Study management and co-ordination
A steering group, comprising principal investigators of studies contributing individual data to the collaboration (with regular updates of the group's membership to encompass emerging studies), will meet at least once a year. Steering group members will provide input to an operations group (described below) and have opportunities to comment on draft analyses and texts prior to submission of manuscripts for publication, and will be authors of any reports including their data. Investigators will retain the right to withdraw their data from some or all of the meta-analyses at all times. An operations group – comprising representatives of the contributing principal investigators, coordinating centre, study funders, and other agreed members – will meet face-to-face about twice a year, with regular interim teleconferences. This group will provide oversight for the collaboration, particularly by establishing research priorities, setting and monitoring project milestones, and supervising the work of publications committees. An independent academic coordinating centre (jointly based in the Department of Public Health and Primary Care, University of Cambridge, and the Clinical Trial Service Unit and Epidemiological Studies Unit, University of Oxford) will be responsible for the collection, harmonization, maintenance and pooling of datasets provided by principal investigators, and for helping to lead analyses and interpretation of results. The coordinating centre will provide regular reports to the steering group and to the operations group. Only the coordinating centre will have direct access to the combined dataset.
Publication policy
This protocol has been circulated to collaborating investigators prior to submission for publication for comments and agreement, and, as described above, this procedure will be followed for all other manuscripts from this collaboration. As with this report, all subsequent reports from the collaboration will be published in the name of the Lp-PLA2 Studies Collaboration. The initial submission for publication of the main results is scheduled for 2007 and will be confined to analyses concerning the stated objectives. The timing of subsequent publications will be discussed with collaborating investigators to allow them time to publish their own analyses before any collaborative report emerges.
Conclusion
The Lp-PLA2 Studies Collaboration is a consortium of investigators of prospective studies of Lp-PLA2 and cardiovascular disease.
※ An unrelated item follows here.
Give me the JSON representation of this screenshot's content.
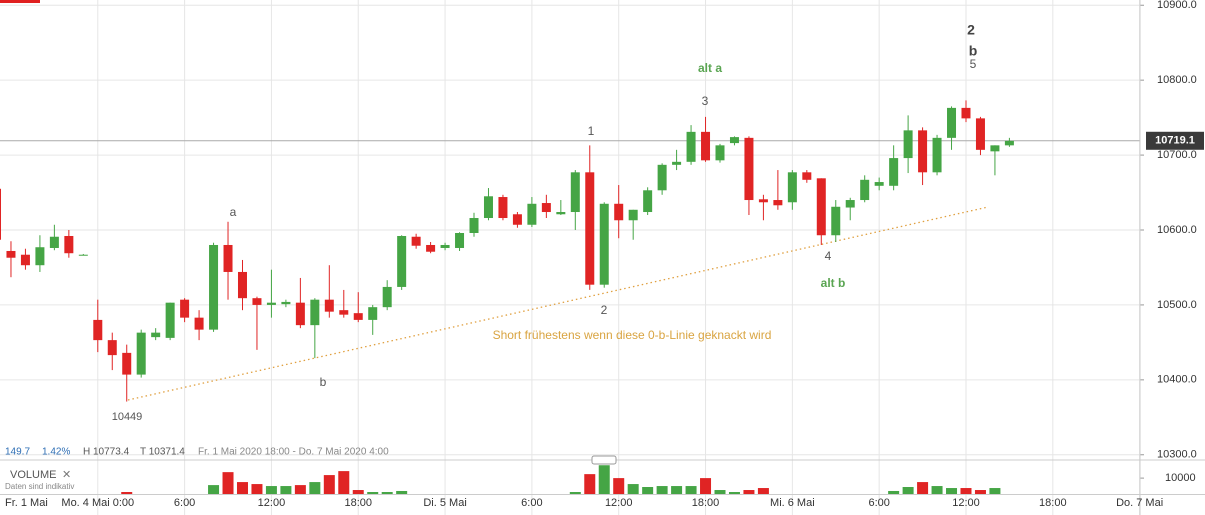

By combining individual participant data from such studies, the proposed meta-analysis should help to determine more reliably than previously possible the strength of any independent association, the shape of any dose-response relationship with risk, the magnitude of associations in different circumstances (such as age-specific and sex-specific associations), and sources of heterogeneity between studies. Furthermore, data from repeated measurements of Lp-PLA2 and related factors taken some years apart will allow appropriate correction for regression dilution, leading to associations of disease risk with long-term ‘usual’ Lp-PLA2 levels after appropriate adjustment for potential confounding factors. The collaboration will include data from several studies involving a total of approximately 15 000 patients with major cardiovascular disease outcomes.